絶品の追悼!――『世界でいちばん不幸で、いちばん幸福な少女』(6)

「私の奥さん」はまた、芝居の世界にも手を出した。栗本薫は、原稿を書きさえすればよかったが、中島梓は、そうではなかった。
 
初めは、脚本を提供するだけだった。
 
それが徐々に、脚本だけではなく、製作、演出、果ては音楽の担当もするようになった。

では、「奥さん」はどうして、芝居に取り憑かれていったのか。

「魅力のひとつは、自分のイメージの中にあった世界が劇場の舞台の上で現実のものとして視覚化され、動き出すことにあったようです。そしてもうひとつは、自分のいるべき場所が確保されること、にもあったのだと私は思います。
 いるべき場所の確保というのは、私の奥さんにとって、とても大きな問題であり続けました。」
 
ここが不思議なところだ。「私の奥さん」はどうしても、本来の居場所を見つけることができなかった。これは本当に不思議なことだ。
 
ベストセラー作家として、押しも押されもしない存在になっても、また子供を得ても、そんなことでは、確たる居場所は、確保できなかったのだ。

「ここは自分がいてよい場所なのか、ここは自分を疎外しているところなのではないか……その思いは絶えず奥さんにつきまとい、作品にもその影響は強く出ています。奥さんは芝居に出会い、自分のいる場所をそこに見つけたように感じたのです。」
 
しかし芝居にのめり込むと、大変である。
 
まず膨大な時間がとられる。最初は子供の世話を、ベビーシッターに任せていたのだが、それでは賄えず、著者が早川書房をやめて、家事を担当することになった。子供に朝ご飯を食べさせ、弁当を持たせて、学校に送り出したのである。
 
しかし「奥さん」の苦闘は、それだけではなかった。製作も担当したので、莫大な借金を背負うことにもなった。
 
そういう家庭環境の変化から、ストレスによって、家の中が次第に荒んでいく。

けれども著者が、「奥さん」から離れていくことはなかった。

「私が感じていた奥さんのイメージは、誰もいないがらんとした広い家のなかで、一人で泣いている赤ん坊でした。そして、私はその赤ん坊を助けなければいけないという強烈な気持ちを持つようになってしまいました。」

とはいえ、夫婦の危機は、かなりのところまで行った。「奥さん」は、真剣に離婚を考えたようだ。

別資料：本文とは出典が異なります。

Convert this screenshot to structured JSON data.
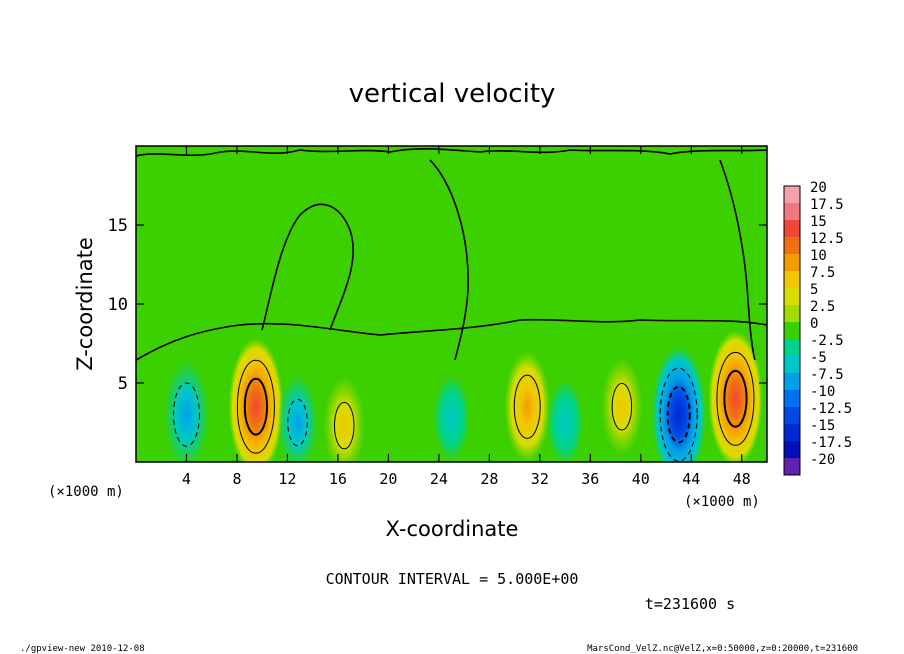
{
  "chart_data": {
    "type": "heatmap",
    "title": "vertical velocity",
    "xlabel": "X-coordinate",
    "ylabel": "Z-coordinate",
    "x_unit_label_left": "(×1000 m)",
    "x_unit_label_right": "(×1000 m)",
    "xlim": [
      0,
      50
    ],
    "ylim": [
      0,
      20
    ],
    "x_ticks": [
      4,
      8,
      12,
      16,
      20,
      24,
      28,
      32,
      36,
      40,
      44,
      48
    ],
    "y_ticks": [
      5,
      10,
      15
    ],
    "contour_interval_text": "CONTOUR INTERVAL = 5.000E+00",
    "time_text": "t=231600 s",
    "colorbar": {
      "levels": [
        "20",
        "17.5",
        "15",
        "12.5",
        "10",
        "7.5",
        "5",
        "2.5",
        "0",
        "-2.5",
        "-5",
        "-7.5",
        "-10",
        "-12.5",
        "-15",
        "-17.5",
        "-20"
      ],
      "colors": [
        "#f4a0a8",
        "#f07880",
        "#f04838",
        "#f07010",
        "#f49c00",
        "#f0c800",
        "#d8dc00",
        "#a0dc00",
        "#38d000",
        "#00d48c",
        "#00c8c8",
        "#00a0e8",
        "#0070f0",
        "#0048e8",
        "#0028d0",
        "#0010b8",
        "#6020b0"
      ]
    },
    "features": [
      {
        "kind": "updraft",
        "x": 9.5,
        "z": 3.5,
        "peak": 12.5
      },
      {
        "kind": "downdraft",
        "x": 4.0,
        "z": 3.0,
        "peak": -7.5
      },
      {
        "kind": "downdraft",
        "x": 12.8,
        "z": 2.5,
        "peak": -5
      },
      {
        "kind": "updraft",
        "x": 16.5,
        "z": 2.3,
        "peak": 5
      },
      {
        "kind": "downdraft",
        "x": 25.0,
        "z": 2.8,
        "peak": -2.5
      },
      {
        "kind": "updraft",
        "x": 31.0,
        "z": 3.5,
        "peak": 7.5
      },
      {
        "kind": "downdraft",
        "x": 34.0,
        "z": 2.5,
        "peak": -2.5
      },
      {
        "kind": "updraft",
        "x": 38.5,
        "z": 3.5,
        "peak": 5
      },
      {
        "kind": "downdraft",
        "x": 43.0,
        "z": 3.0,
        "peak": -12.5
      },
      {
        "kind": "updraft",
        "x": 47.5,
        "z": 4.0,
        "peak": 12.5
      }
    ]
  },
  "footer": {
    "left": "./gpview-new   2010-12-08",
    "right": "MarsCond_VelZ.nc@VelZ,x=0:50000,z=0:20000,t=231600"
  }
}
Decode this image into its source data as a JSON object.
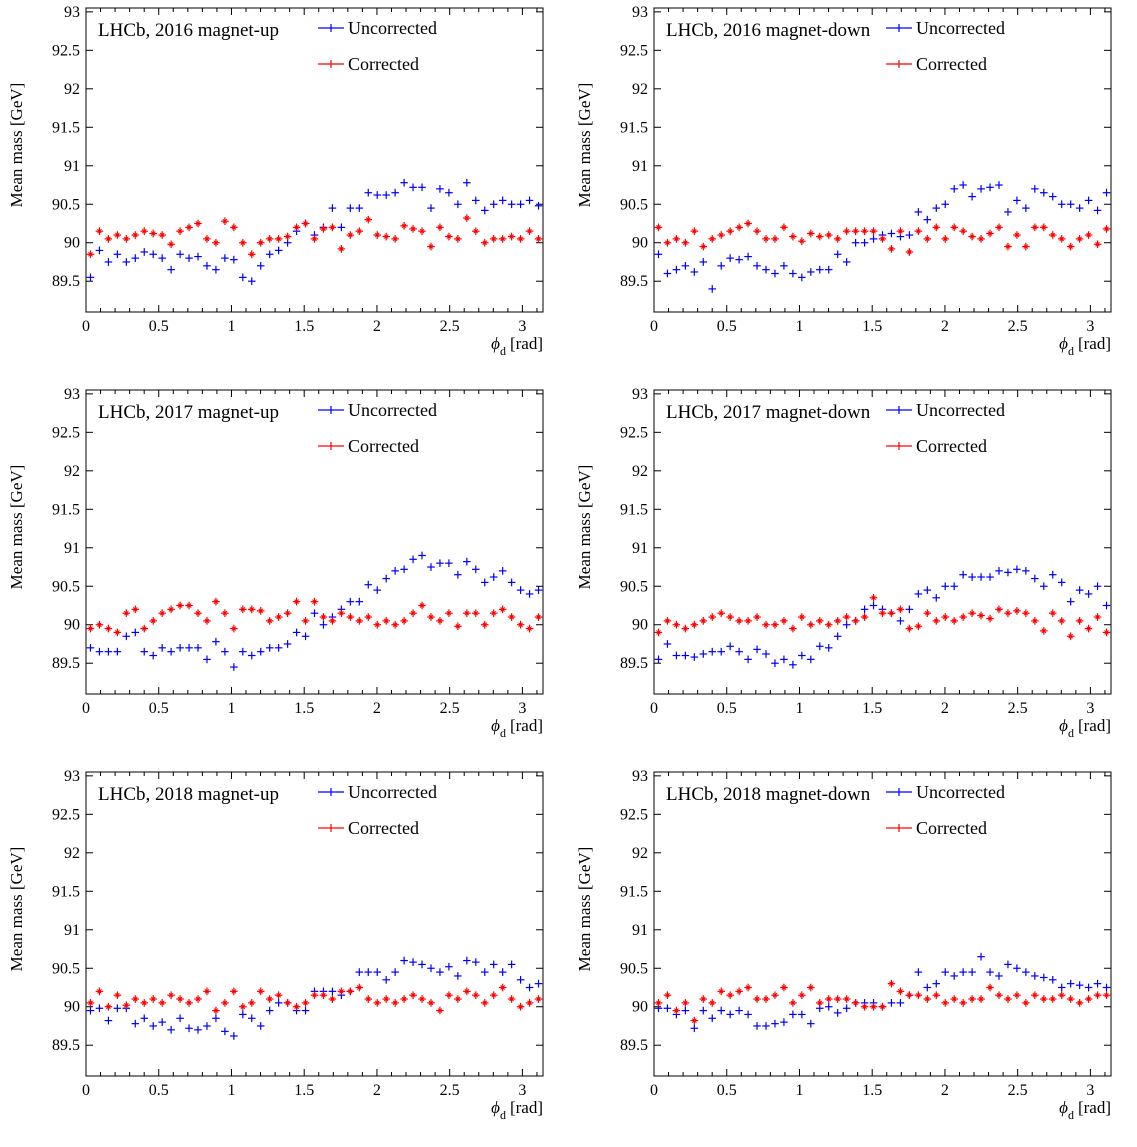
{
  "chart_data": [
    {
      "type": "scatter",
      "title": "LHCb, 2016 magnet-up",
      "xlabel_symbol": "ϕ",
      "xlabel_sub": "d",
      "xlabel_unit": "[rad]",
      "ylabel": "Mean mass [GeV]",
      "xlim": [
        0,
        3.1416
      ],
      "ylim": [
        89.1,
        93.05
      ],
      "xticks": [
        0,
        0.5,
        1,
        1.5,
        2,
        2.5,
        3
      ],
      "yticks": [
        89.5,
        90,
        90.5,
        91,
        91.5,
        92,
        92.5,
        93
      ],
      "xtick_labels": [
        "0",
        "0.5",
        "1",
        "1.5",
        "2",
        "2.5",
        "3"
      ],
      "ytick_labels": [
        "89.5",
        "90",
        "90.5",
        "91",
        "91.5",
        "92",
        "92.5",
        "93"
      ],
      "legend_position": "top-right",
      "series": [
        {
          "name": "Uncorrected",
          "color": "#0000ff",
          "y": [
            89.55,
            89.9,
            89.75,
            89.85,
            89.75,
            89.8,
            89.88,
            89.85,
            89.8,
            89.65,
            89.85,
            89.8,
            89.82,
            89.7,
            89.65,
            89.8,
            89.78,
            89.55,
            89.5,
            89.7,
            89.85,
            89.9,
            90.0,
            90.15,
            90.25,
            90.1,
            90.2,
            90.45,
            90.2,
            90.45,
            90.45,
            90.65,
            90.62,
            90.62,
            90.65,
            90.78,
            90.72,
            90.72,
            90.45,
            90.7,
            90.65,
            90.5,
            90.78,
            90.55,
            90.42,
            90.5,
            90.55,
            90.5,
            90.5,
            90.55,
            90.48
          ]
        },
        {
          "name": "Corrected",
          "color": "#ff0000",
          "y": [
            89.85,
            90.15,
            90.05,
            90.1,
            90.05,
            90.1,
            90.15,
            90.12,
            90.1,
            89.98,
            90.15,
            90.2,
            90.25,
            90.05,
            90.0,
            90.28,
            90.2,
            90.0,
            89.85,
            90.0,
            90.05,
            90.05,
            90.08,
            90.2,
            90.25,
            90.05,
            90.18,
            90.2,
            89.92,
            90.1,
            90.15,
            90.3,
            90.1,
            90.08,
            90.05,
            90.22,
            90.18,
            90.15,
            89.95,
            90.2,
            90.08,
            90.05,
            90.32,
            90.15,
            90.0,
            90.05,
            90.05,
            90.08,
            90.05,
            90.15,
            90.05
          ]
        }
      ]
    },
    {
      "type": "scatter",
      "title": "LHCb, 2016 magnet-down",
      "xlabel_symbol": "ϕ",
      "xlabel_sub": "d",
      "xlabel_unit": "[rad]",
      "ylabel": "Mean mass [GeV]",
      "xlim": [
        0,
        3.1416
      ],
      "ylim": [
        89.1,
        93.05
      ],
      "xticks": [
        0,
        0.5,
        1,
        1.5,
        2,
        2.5,
        3
      ],
      "yticks": [
        89.5,
        90,
        90.5,
        91,
        91.5,
        92,
        92.5,
        93
      ],
      "xtick_labels": [
        "0",
        "0.5",
        "1",
        "1.5",
        "2",
        "2.5",
        "3"
      ],
      "ytick_labels": [
        "89.5",
        "90",
        "90.5",
        "91",
        "91.5",
        "92",
        "92.5",
        "93"
      ],
      "legend_position": "top-right",
      "series": [
        {
          "name": "Uncorrected",
          "color": "#0000ff",
          "y": [
            89.85,
            89.6,
            89.65,
            89.7,
            89.62,
            89.75,
            89.4,
            89.7,
            89.8,
            89.78,
            89.82,
            89.7,
            89.65,
            89.6,
            89.7,
            89.6,
            89.55,
            89.62,
            89.65,
            89.65,
            89.85,
            89.75,
            90.0,
            90.0,
            90.05,
            90.1,
            90.12,
            90.08,
            90.1,
            90.4,
            90.3,
            90.45,
            90.5,
            90.7,
            90.75,
            90.6,
            90.7,
            90.72,
            90.75,
            90.4,
            90.55,
            90.45,
            90.7,
            90.65,
            90.6,
            90.5,
            90.5,
            90.45,
            90.55,
            90.42,
            90.65
          ]
        },
        {
          "name": "Corrected",
          "color": "#ff0000",
          "y": [
            90.2,
            90.0,
            90.05,
            90.0,
            90.15,
            89.95,
            90.05,
            90.1,
            90.15,
            90.2,
            90.25,
            90.15,
            90.05,
            90.05,
            90.2,
            90.08,
            90.02,
            90.12,
            90.08,
            90.1,
            90.05,
            90.15,
            90.15,
            90.15,
            90.15,
            90.05,
            89.92,
            90.15,
            89.88,
            90.15,
            90.05,
            90.2,
            90.05,
            90.2,
            90.15,
            90.08,
            90.05,
            90.12,
            90.2,
            89.95,
            90.1,
            89.95,
            90.2,
            90.2,
            90.1,
            90.05,
            89.95,
            90.05,
            90.1,
            89.98,
            90.18
          ]
        }
      ]
    },
    {
      "type": "scatter",
      "title": "LHCb, 2017 magnet-up",
      "xlabel_symbol": "ϕ",
      "xlabel_sub": "d",
      "xlabel_unit": "[rad]",
      "ylabel": "Mean mass [GeV]",
      "xlim": [
        0,
        3.1416
      ],
      "ylim": [
        89.1,
        93.05
      ],
      "xticks": [
        0,
        0.5,
        1,
        1.5,
        2,
        2.5,
        3
      ],
      "yticks": [
        89.5,
        90,
        90.5,
        91,
        91.5,
        92,
        92.5,
        93
      ],
      "xtick_labels": [
        "0",
        "0.5",
        "1",
        "1.5",
        "2",
        "2.5",
        "3"
      ],
      "ytick_labels": [
        "89.5",
        "90",
        "90.5",
        "91",
        "91.5",
        "92",
        "92.5",
        "93"
      ],
      "legend_position": "top-right",
      "series": [
        {
          "name": "Uncorrected",
          "color": "#0000ff",
          "y": [
            89.7,
            89.65,
            89.65,
            89.65,
            89.85,
            89.9,
            89.65,
            89.6,
            89.7,
            89.65,
            89.7,
            89.7,
            89.7,
            89.55,
            89.78,
            89.65,
            89.45,
            89.65,
            89.6,
            89.65,
            89.7,
            89.7,
            89.75,
            89.9,
            89.85,
            90.15,
            90.0,
            90.1,
            90.2,
            90.3,
            90.3,
            90.52,
            90.45,
            90.6,
            90.7,
            90.72,
            90.85,
            90.9,
            90.75,
            90.8,
            90.8,
            90.65,
            90.82,
            90.72,
            90.55,
            90.62,
            90.7,
            90.55,
            90.45,
            90.4,
            90.45
          ]
        },
        {
          "name": "Corrected",
          "color": "#ff0000",
          "y": [
            89.95,
            90.0,
            89.95,
            89.9,
            90.15,
            90.2,
            89.95,
            90.05,
            90.15,
            90.2,
            90.25,
            90.25,
            90.15,
            90.05,
            90.3,
            90.15,
            89.95,
            90.2,
            90.2,
            90.18,
            90.05,
            90.1,
            90.15,
            90.3,
            90.05,
            90.3,
            90.1,
            90.05,
            90.15,
            90.1,
            90.05,
            90.1,
            90.0,
            90.05,
            90.0,
            90.05,
            90.15,
            90.25,
            90.1,
            90.05,
            90.15,
            89.98,
            90.15,
            90.15,
            90.0,
            90.15,
            90.2,
            90.1,
            90.0,
            89.95,
            90.1
          ]
        }
      ]
    },
    {
      "type": "scatter",
      "title": "LHCb, 2017 magnet-down",
      "xlabel_symbol": "ϕ",
      "xlabel_sub": "d",
      "xlabel_unit": "[rad]",
      "ylabel": "Mean mass [GeV]",
      "xlim": [
        0,
        3.1416
      ],
      "ylim": [
        89.1,
        93.05
      ],
      "xticks": [
        0,
        0.5,
        1,
        1.5,
        2,
        2.5,
        3
      ],
      "yticks": [
        89.5,
        90,
        90.5,
        91,
        91.5,
        92,
        92.5,
        93
      ],
      "xtick_labels": [
        "0",
        "0.5",
        "1",
        "1.5",
        "2",
        "2.5",
        "3"
      ],
      "ytick_labels": [
        "89.5",
        "90",
        "90.5",
        "91",
        "91.5",
        "92",
        "92.5",
        "93"
      ],
      "legend_position": "top-right",
      "series": [
        {
          "name": "Uncorrected",
          "color": "#0000ff",
          "y": [
            89.55,
            89.75,
            89.6,
            89.6,
            89.58,
            89.62,
            89.65,
            89.65,
            89.72,
            89.65,
            89.55,
            89.68,
            89.62,
            89.5,
            89.55,
            89.48,
            89.6,
            89.55,
            89.72,
            89.7,
            89.85,
            90.0,
            90.05,
            90.2,
            90.25,
            90.2,
            90.15,
            90.05,
            90.2,
            90.4,
            90.45,
            90.35,
            90.5,
            90.5,
            90.65,
            90.62,
            90.62,
            90.62,
            90.7,
            90.68,
            90.72,
            90.7,
            90.6,
            90.5,
            90.65,
            90.55,
            90.3,
            90.45,
            90.4,
            90.5,
            90.25
          ]
        },
        {
          "name": "Corrected",
          "color": "#ff0000",
          "y": [
            89.9,
            90.05,
            90.0,
            89.95,
            90.0,
            90.05,
            90.1,
            90.15,
            90.1,
            90.05,
            90.05,
            90.1,
            90.0,
            90.0,
            90.05,
            89.95,
            90.1,
            90.0,
            90.05,
            90.0,
            90.05,
            90.1,
            90.05,
            90.1,
            90.35,
            90.15,
            90.15,
            90.2,
            89.95,
            89.98,
            90.15,
            90.05,
            90.1,
            90.05,
            90.1,
            90.15,
            90.12,
            90.08,
            90.2,
            90.15,
            90.18,
            90.15,
            90.05,
            89.92,
            90.15,
            90.05,
            89.85,
            90.05,
            89.95,
            90.1,
            89.9
          ]
        }
      ]
    },
    {
      "type": "scatter",
      "title": "LHCb, 2018 magnet-up",
      "xlabel_symbol": "ϕ",
      "xlabel_sub": "d",
      "xlabel_unit": "[rad]",
      "ylabel": "Mean mass [GeV]",
      "xlim": [
        0,
        3.1416
      ],
      "ylim": [
        89.1,
        93.05
      ],
      "xticks": [
        0,
        0.5,
        1,
        1.5,
        2,
        2.5,
        3
      ],
      "yticks": [
        89.5,
        90,
        90.5,
        91,
        91.5,
        92,
        92.5,
        93
      ],
      "xtick_labels": [
        "0",
        "0.5",
        "1",
        "1.5",
        "2",
        "2.5",
        "3"
      ],
      "ytick_labels": [
        "89.5",
        "90",
        "90.5",
        "91",
        "91.5",
        "92",
        "92.5",
        "93"
      ],
      "legend_position": "top-right",
      "series": [
        {
          "name": "Uncorrected",
          "color": "#0000ff",
          "y": [
            89.95,
            89.98,
            89.82,
            89.98,
            89.98,
            89.78,
            89.85,
            89.75,
            89.8,
            89.7,
            89.85,
            89.72,
            89.7,
            89.75,
            89.85,
            89.68,
            89.62,
            89.9,
            89.85,
            89.75,
            89.95,
            90.05,
            90.05,
            89.95,
            89.95,
            90.2,
            90.2,
            90.2,
            90.15,
            90.2,
            90.45,
            90.45,
            90.45,
            90.35,
            90.45,
            90.6,
            90.58,
            90.55,
            90.5,
            90.45,
            90.52,
            90.4,
            90.6,
            90.58,
            90.45,
            90.55,
            90.45,
            90.55,
            90.35,
            90.25,
            90.3
          ]
        },
        {
          "name": "Corrected",
          "color": "#ff0000",
          "y": [
            90.05,
            90.2,
            90.0,
            90.15,
            90.02,
            90.1,
            90.05,
            90.1,
            90.05,
            90.15,
            90.1,
            90.05,
            90.1,
            90.2,
            89.95,
            90.05,
            90.2,
            90.0,
            90.05,
            90.2,
            90.1,
            90.15,
            90.05,
            90.0,
            90.05,
            90.15,
            90.15,
            90.1,
            90.2,
            90.2,
            90.25,
            90.1,
            90.05,
            90.1,
            90.05,
            90.1,
            90.15,
            90.1,
            90.05,
            89.95,
            90.15,
            90.1,
            90.2,
            90.15,
            90.05,
            90.15,
            90.25,
            90.1,
            90.0,
            90.05,
            90.1
          ]
        }
      ]
    },
    {
      "type": "scatter",
      "title": "LHCb, 2018 magnet-down",
      "xlabel_symbol": "ϕ",
      "xlabel_sub": "d",
      "xlabel_unit": "[rad]",
      "ylabel": "Mean mass [GeV]",
      "xlim": [
        0,
        3.1416
      ],
      "ylim": [
        89.1,
        93.05
      ],
      "xticks": [
        0,
        0.5,
        1,
        1.5,
        2,
        2.5,
        3
      ],
      "yticks": [
        89.5,
        90,
        90.5,
        91,
        91.5,
        92,
        92.5,
        93
      ],
      "xtick_labels": [
        "0",
        "0.5",
        "1",
        "1.5",
        "2",
        "2.5",
        "3"
      ],
      "ytick_labels": [
        "89.5",
        "90",
        "90.5",
        "91",
        "91.5",
        "92",
        "92.5",
        "93"
      ],
      "legend_position": "top-right",
      "series": [
        {
          "name": "Uncorrected",
          "color": "#0000ff",
          "y": [
            89.98,
            89.98,
            89.9,
            89.95,
            89.72,
            89.95,
            89.85,
            89.95,
            89.9,
            89.95,
            89.9,
            89.75,
            89.75,
            89.78,
            89.8,
            89.9,
            89.9,
            89.78,
            89.98,
            90.0,
            89.92,
            89.98,
            90.05,
            90.05,
            90.05,
            90.0,
            90.05,
            90.05,
            90.15,
            90.45,
            90.25,
            90.3,
            90.45,
            90.4,
            90.45,
            90.45,
            90.65,
            90.45,
            90.4,
            90.55,
            90.5,
            90.45,
            90.4,
            90.38,
            90.35,
            90.25,
            90.3,
            90.28,
            90.25,
            90.3,
            90.25
          ]
        },
        {
          "name": "Corrected",
          "color": "#ff0000",
          "y": [
            90.05,
            90.15,
            89.95,
            90.05,
            89.82,
            90.1,
            90.05,
            90.2,
            90.15,
            90.2,
            90.25,
            90.1,
            90.1,
            90.15,
            90.25,
            90.05,
            90.15,
            90.25,
            90.05,
            90.1,
            90.1,
            90.1,
            90.05,
            90.0,
            90.0,
            90.0,
            90.3,
            90.2,
            90.15,
            90.15,
            90.1,
            90.15,
            90.05,
            90.1,
            90.05,
            90.1,
            90.1,
            90.25,
            90.15,
            90.1,
            90.15,
            90.05,
            90.15,
            90.1,
            90.1,
            90.15,
            90.1,
            90.05,
            90.1,
            90.15,
            90.15
          ]
        }
      ]
    }
  ]
}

「原因がなんであれ、すぐに泥酔してしまうような夫と、しかも絶えず怒りをかきたてられ平穏な日常を送ることも出来ない夫と暮らさなければいけない理由はないでしょう。奥さんのなかの成熟した大人は、それが正しい選択だと思っていたのではないかと思います。」
 
けれども、別れるところまではいかなかった。

「たぶん私たちの生活はよるべのない赤ちゃんである奥さんと、それを拾い上げてしまった私という構図が基本にはあったのだといまでも私は思っています。」

「奥さん」は、一人ぼっちで、家の中で泣いている状態には、戻りたくなかったのだ。

「奥さん」を亡くして、時が経つうちに、著者は、「私はなんという人と一緒に暮らしていたのだろう」という思いが、強くなっていく。著者は「奥さん」を、不世出のクリエイターとして、再認識するようになっていく。

「私の奥さんという人は、四百点を超える著作を書き、二十本ものミュージカルに携わり、ミュージカルのための数百曲の曲を作詞・作曲し、没後に四百字詰め原稿用紙にして二万枚以上にものぼる未発表原稿を残した栗本薫・中島梓という存在」だったのだ。
 
その未発表原稿の中に、「ラザロの旅」という一篇があり、そこにこんな言葉が記されている。

「読者がいるから書くんじゃない。註文があるから書くんじゃない。書きたいことがあるから書くのでさえない。そんなつまらぬ理由で書くものか。〔中略〕節操なんかない。恥もない。そんなものがあるのは人間だ、だが私は人間でさえない。私は《書キタイ》という妄執、そのものだ。」
 
やっぱり栗本薫・中島梓のものを、何か続けて、読まないわけにはいかないな。